Perhaps not, says Shanghai-based economist, Andy Rothman of CLSA markets. While exports make up about a third of China's economy, most are heavily processed goods that are being assembled and snapped together in China.

Spending power

China makes most of the world's laptop computers, but according to Bo Xilai, the country's commerce minister, it only makes about $15 from each $700 computer.

Lingerie models and fashion buyers
Fashion buyers at a lingerie trade fair in Shanghai
Stripping out those imported parts, the net export figure only made up 7% of the value of China's economy last year.

"Exports are important, but not nearly as important to China's growth as domestic demand and domestic investment," he says.

And China's domestic demand still has a long way to go. An estimated 400 million people have been lifted out of poverty by 20 years of economic growth, according to the World Bank. As they get richer, Chinese people have more money to spend on consumer goods.

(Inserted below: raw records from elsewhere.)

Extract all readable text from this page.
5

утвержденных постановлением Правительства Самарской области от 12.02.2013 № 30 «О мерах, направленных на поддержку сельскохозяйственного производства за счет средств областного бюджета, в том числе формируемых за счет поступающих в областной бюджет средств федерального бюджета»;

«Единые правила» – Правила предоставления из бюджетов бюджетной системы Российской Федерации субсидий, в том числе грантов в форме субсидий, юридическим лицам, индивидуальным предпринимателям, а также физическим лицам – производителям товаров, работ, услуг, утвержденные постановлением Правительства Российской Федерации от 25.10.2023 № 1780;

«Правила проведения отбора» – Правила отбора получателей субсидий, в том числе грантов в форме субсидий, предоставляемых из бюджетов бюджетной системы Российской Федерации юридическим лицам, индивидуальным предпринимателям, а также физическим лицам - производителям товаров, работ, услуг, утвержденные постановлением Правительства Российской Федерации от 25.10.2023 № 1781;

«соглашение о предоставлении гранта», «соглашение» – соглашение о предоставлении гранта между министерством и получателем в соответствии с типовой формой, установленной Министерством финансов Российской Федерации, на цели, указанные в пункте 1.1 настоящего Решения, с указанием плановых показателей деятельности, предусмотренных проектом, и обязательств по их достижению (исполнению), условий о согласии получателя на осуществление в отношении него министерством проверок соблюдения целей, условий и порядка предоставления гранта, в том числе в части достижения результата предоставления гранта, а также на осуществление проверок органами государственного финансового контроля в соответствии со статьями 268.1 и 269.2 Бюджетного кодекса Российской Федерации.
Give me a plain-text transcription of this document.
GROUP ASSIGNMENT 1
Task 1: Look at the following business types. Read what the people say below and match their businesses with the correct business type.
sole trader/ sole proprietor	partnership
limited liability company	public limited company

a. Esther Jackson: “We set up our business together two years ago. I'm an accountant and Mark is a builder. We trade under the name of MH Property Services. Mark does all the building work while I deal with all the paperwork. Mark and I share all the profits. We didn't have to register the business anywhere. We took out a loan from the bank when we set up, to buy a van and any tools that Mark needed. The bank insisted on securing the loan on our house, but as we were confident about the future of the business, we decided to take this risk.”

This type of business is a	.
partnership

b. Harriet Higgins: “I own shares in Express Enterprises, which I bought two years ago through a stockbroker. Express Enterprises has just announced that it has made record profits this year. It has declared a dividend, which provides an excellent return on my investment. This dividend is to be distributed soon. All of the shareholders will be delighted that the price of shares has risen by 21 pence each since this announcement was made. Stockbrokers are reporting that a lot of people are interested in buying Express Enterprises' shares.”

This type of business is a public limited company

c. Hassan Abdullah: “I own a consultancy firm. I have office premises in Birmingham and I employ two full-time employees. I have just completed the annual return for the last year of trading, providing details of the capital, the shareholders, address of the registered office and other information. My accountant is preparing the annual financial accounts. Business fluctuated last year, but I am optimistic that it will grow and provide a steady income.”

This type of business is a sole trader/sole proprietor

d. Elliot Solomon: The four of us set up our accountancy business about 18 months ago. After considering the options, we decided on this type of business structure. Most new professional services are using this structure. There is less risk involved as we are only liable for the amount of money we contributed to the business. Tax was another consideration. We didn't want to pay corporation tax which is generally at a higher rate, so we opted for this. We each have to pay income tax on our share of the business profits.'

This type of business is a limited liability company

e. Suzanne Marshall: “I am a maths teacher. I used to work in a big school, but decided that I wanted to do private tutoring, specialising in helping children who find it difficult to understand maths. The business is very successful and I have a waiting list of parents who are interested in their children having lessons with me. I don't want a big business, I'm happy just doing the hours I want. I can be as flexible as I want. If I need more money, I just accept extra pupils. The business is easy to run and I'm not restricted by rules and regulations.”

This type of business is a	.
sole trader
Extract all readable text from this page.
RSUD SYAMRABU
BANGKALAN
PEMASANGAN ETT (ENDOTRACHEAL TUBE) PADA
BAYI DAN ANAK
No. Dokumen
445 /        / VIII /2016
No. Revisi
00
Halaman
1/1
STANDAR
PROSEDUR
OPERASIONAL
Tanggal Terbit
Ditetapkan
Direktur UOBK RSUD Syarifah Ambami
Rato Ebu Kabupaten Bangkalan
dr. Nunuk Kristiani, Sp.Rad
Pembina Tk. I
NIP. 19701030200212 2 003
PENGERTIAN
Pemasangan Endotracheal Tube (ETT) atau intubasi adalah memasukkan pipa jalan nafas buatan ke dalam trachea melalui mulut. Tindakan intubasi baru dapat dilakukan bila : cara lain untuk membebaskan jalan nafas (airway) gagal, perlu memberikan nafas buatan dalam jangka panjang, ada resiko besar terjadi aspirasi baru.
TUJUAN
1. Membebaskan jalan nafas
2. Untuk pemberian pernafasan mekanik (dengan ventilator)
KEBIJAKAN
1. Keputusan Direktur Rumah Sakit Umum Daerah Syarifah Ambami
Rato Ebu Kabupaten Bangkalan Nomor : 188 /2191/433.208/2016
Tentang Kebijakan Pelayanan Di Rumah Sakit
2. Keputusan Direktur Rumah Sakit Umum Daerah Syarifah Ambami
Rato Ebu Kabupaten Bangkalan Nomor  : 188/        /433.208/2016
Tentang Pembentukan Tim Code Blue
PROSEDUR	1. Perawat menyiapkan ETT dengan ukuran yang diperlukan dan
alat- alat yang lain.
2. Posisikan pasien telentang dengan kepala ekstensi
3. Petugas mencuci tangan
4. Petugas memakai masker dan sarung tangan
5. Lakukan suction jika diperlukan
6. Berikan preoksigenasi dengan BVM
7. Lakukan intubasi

Some 15 years ago there were barely a million cars in all of China. Now everyone wants one, and there are 33 million on the road. In 15 years time, China is expected to overtake the United States with 140 million cars tearing across its ever expanding highway network.

For now, Western consumers are important to China, but that will not always be the case. And while Westerners may eventually be convinced to slow their spending, China and its 1.3 billion customers have only just got started.